O Projeto de Lei 2.951 de 2024 que moderniza o Seguro Rural no Brasil deve entrar na pauta do Plenário da Câmara dos Deputados na próxima semana. A intenção, de acordo com o vice-presidente da Frente Parlamentar da Agropecuária (FPA) na Câmara, deputado Arnaldo Jardim (Cidadania-SP), é que a proposta seja analisada na terça-feira, 24.
“Eu hoje, propriamente, em nome do presidente [da FPA] Lupion, vou comunicar ao presidente [da Câmara dos Deputados] Hugo Motta, primeiro, o agradecimento por ter designado o nosso presidente Lupion como relator. Segundo, que nós estamos prontos para apresentar o parecer na semana que vem e que nós queríamos que, mesmo não sendo [uma sessão] presencial, na semana que vem nós já pudéssemos votá-lo”, afirmou a jornalistas ao final da reunião-almoço, nesta terça-feira, 17.
A matéria de autoria da senadora Tereza Cristina (PP-MS) traz alterações em três legislações já vigentes e que envolvem o Seguro Rural. O substitutivo com alterações do texto que veio do Senado receberá sugestões de entidades do setor durante esta semana, mas já há consenso em algumas modificações.
De acordo com Jardim, ao menos três pontos de mudança são centrais:
1º) A utilização do Seguro Rural como garantia nas operações de crédito, mas não tornando o item uma obrigatoriedade, ou seja, vinculante na hora de tomar financiamento rural;
2º) Passar a gestão do Fundo de Catástrofe para o Ministério da Fazenda e não mais para o Ministério da Agricultura e Pecuária (Mapa);
3º) Garantir o tratamento diferencial de benefícios fiscais para cooperativas de produção que optarem por fazer aportes ao Fundo de Catástrofes.

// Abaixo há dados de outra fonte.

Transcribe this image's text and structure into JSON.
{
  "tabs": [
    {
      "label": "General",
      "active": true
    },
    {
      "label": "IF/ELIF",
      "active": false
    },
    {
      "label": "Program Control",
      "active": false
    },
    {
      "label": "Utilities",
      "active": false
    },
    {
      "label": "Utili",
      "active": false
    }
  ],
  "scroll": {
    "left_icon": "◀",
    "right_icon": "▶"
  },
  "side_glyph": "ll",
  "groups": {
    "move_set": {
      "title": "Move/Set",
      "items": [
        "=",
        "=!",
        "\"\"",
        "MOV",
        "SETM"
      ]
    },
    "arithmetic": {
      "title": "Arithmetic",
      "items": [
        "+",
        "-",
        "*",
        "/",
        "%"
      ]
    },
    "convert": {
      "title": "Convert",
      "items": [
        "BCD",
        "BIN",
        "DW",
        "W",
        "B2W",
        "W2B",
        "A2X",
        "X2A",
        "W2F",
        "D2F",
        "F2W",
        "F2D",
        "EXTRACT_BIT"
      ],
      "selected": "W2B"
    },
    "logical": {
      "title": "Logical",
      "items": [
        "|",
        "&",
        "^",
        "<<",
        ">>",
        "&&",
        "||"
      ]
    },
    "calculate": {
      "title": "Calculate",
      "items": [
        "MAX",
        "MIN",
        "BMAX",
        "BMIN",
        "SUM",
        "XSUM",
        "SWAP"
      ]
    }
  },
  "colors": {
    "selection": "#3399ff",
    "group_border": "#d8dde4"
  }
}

A intenção é que sejam feitas alterações pontuais na redação do texto para evitar mudanças de mérito, o que acarretaria no retorno da pauta ao Senado Federal. Há também uma precaução para resguardar o projeto de questionamentos e interpretações após uma aprovação no Congresso Nacional.

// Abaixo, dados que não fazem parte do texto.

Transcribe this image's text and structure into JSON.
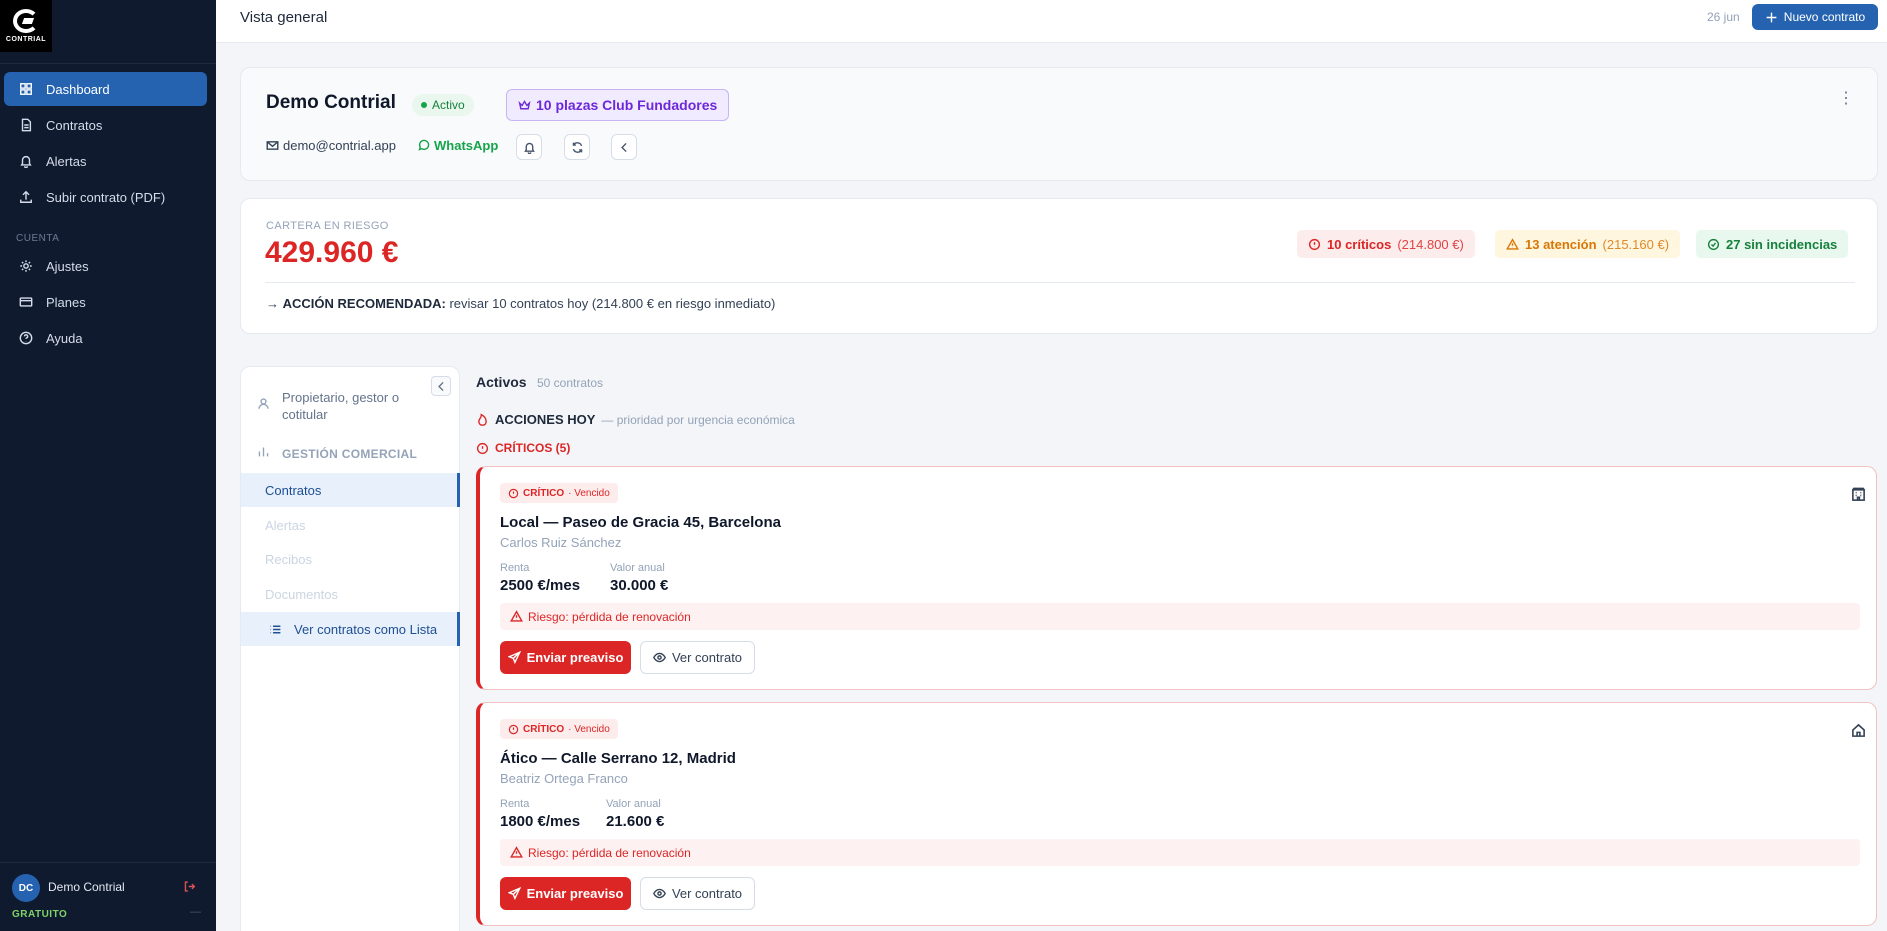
{
  "brand": {
    "logo_text": "CONTRIAL"
  },
  "sidebar": {
    "items": [
      {
        "label": "Dashboard",
        "icon": "grid-icon"
      },
      {
        "label": "Contratos",
        "icon": "document-icon"
      },
      {
        "label": "Alertas",
        "icon": "bell-icon"
      },
      {
        "label": "Subir contrato (PDF)",
        "icon": "upload-icon"
      }
    ],
    "section_label": "CUENTA",
    "account_items": [
      {
        "label": "Ajustes",
        "icon": "gear-icon"
      },
      {
        "label": "Planes",
        "icon": "card-icon"
      },
      {
        "label": "Ayuda",
        "icon": "help-icon"
      }
    ],
    "user": {
      "initials": "DC",
      "name": "Demo Contrial",
      "plan": "GRATUITO",
      "plan_suffix": "—"
    }
  },
  "topbar": {
    "title": "Vista general",
    "date": "26 jun",
    "new_button": "Nuevo contrato"
  },
  "profile": {
    "company": "Demo Contrial",
    "status": "Activo",
    "club": "10 plazas Club Fundadores",
    "email": "demo@contrial.app",
    "whatsapp": "WhatsApp"
  },
  "risk": {
    "label": "CARTERA EN RIESGO",
    "value": "429.960 €",
    "chips": {
      "critical": {
        "label": "10 críticos",
        "sub": "(214.800 €)"
      },
      "attention": {
        "label": "13 atención",
        "sub": "(215.160 €)"
      },
      "ok": {
        "label": "27 sin incidencias"
      }
    },
    "action_label": "ACCIÓN RECOMENDADA:",
    "action_text": "revisar 10 contratos hoy (214.800 € en riesgo inmediato)"
  },
  "left_panel": {
    "role": "Propietario, gestor o cotitular",
    "section": "GESTIÓN COMERCIAL",
    "items": [
      "Contratos",
      "Alertas",
      "Recibos",
      "Documentos"
    ],
    "list_view": "Ver contratos como Lista"
  },
  "main": {
    "heading": "Activos",
    "count": "50 contratos",
    "actions_title": "ACCIONES HOY",
    "actions_note": "— prioridad por urgencia económica",
    "critical_group": "CRÍTICOS (5)",
    "labels": {
      "rent": "Renta",
      "annual": "Valor anual",
      "send": "Enviar preaviso",
      "view": "Ver contrato"
    },
    "contracts": [
      {
        "tag": "CRÍTICO",
        "tag_suffix": "· Vencido",
        "title": "Local — Paseo de Gracia 45, Barcelona",
        "person": "Carlos Ruiz Sánchez",
        "rent": "2500 €/mes",
        "annual": "30.000 €",
        "risk": "Riesgo: pérdida de renovación",
        "icon": "building-icon"
      },
      {
        "tag": "CRÍTICO",
        "tag_suffix": "· Vencido",
        "title": "Ático — Calle Serrano 12, Madrid",
        "person": "Beatriz Ortega Franco",
        "rent": "1800 €/mes",
        "annual": "21.600 €",
        "risk": "Riesgo: pérdida de renovación",
        "icon": "home-icon"
      }
    ]
  },
  "colors": {
    "accent": "#2563b0",
    "critical": "#dc2626",
    "attention": "#d97706",
    "ok": "#16803d",
    "sidebar": "#0f1a2e"
  }
}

Seguro como despesa obrigatória
Há ainda outros pontos como o de tornar as despesas relacionadas ao Programa de Subvenção ao Prêmio do Seguro Rural (PSR) como obrigatórias. Uma análise preliminar da consultoria legislativa da Câmara apontou que esse aspecto pode ser questionado com a justificativa de que a matéria traria aumento de despesas e seria de natureza orçamentária.

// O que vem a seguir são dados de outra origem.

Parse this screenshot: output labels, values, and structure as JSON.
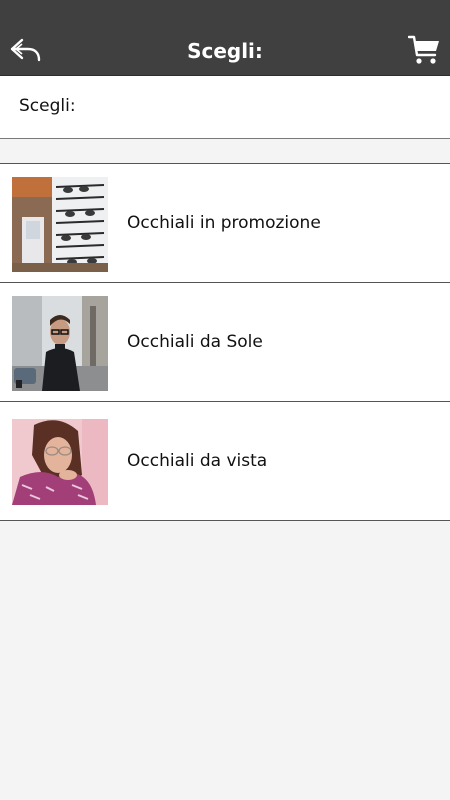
{
  "header": {
    "title": "Scegli:",
    "back_icon": "back-arrow-icon",
    "cart_icon": "shopping-cart-icon",
    "bar_color": "#404040"
  },
  "subheader": {
    "label": "Scegli:"
  },
  "categories": [
    {
      "label": "Occhiali in promozione",
      "thumbnail": "eyewear-display-photo"
    },
    {
      "label": "Occhiali da Sole",
      "thumbnail": "man-with-glasses-photo"
    },
    {
      "label": "Occhiali da vista",
      "thumbnail": "woman-with-glasses-photo"
    }
  ]
}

Por isso, um ajuste redacional também está sendo proposto. A ideia é retomar a uma redação original, em que colocaria essa despesa na rubrica de operações oficiais de crédito do Ministério da Fazenda. Nessa mesma classificação estão outras despesas de política agrícola, como o Programa de Garantia da Atividade Agropecuária (Proagro), facilitando o entendimento de que não se trata de uma ampliação de despesa.
No ano passado, dos R$ 1,06 bilhão aprovados para o PSR, cerca de R$ 565 milhões foram executados. O restante ficou contingenciado. O setor e a bancada têm um pleito antigo: tornar os recursos da subvenção ao Seguro Rural uma despesa obrigatória, o que evitaria o congelamento dessa verba e o descumprimento do orçamento destinado à iniciativa.
Em 2025, o Seguro Rural teve o pior desempenho em termos de área segurada desde 2015. Segundo dados da Confederação Nacional das Seguradoras (CNSeg), o Brasil registrou 3,2 milhões de hectares segurados — 3,27% da área plantada. Em 2015, foram 2,6 milhões de hectares — 3,32% da área plantada na época.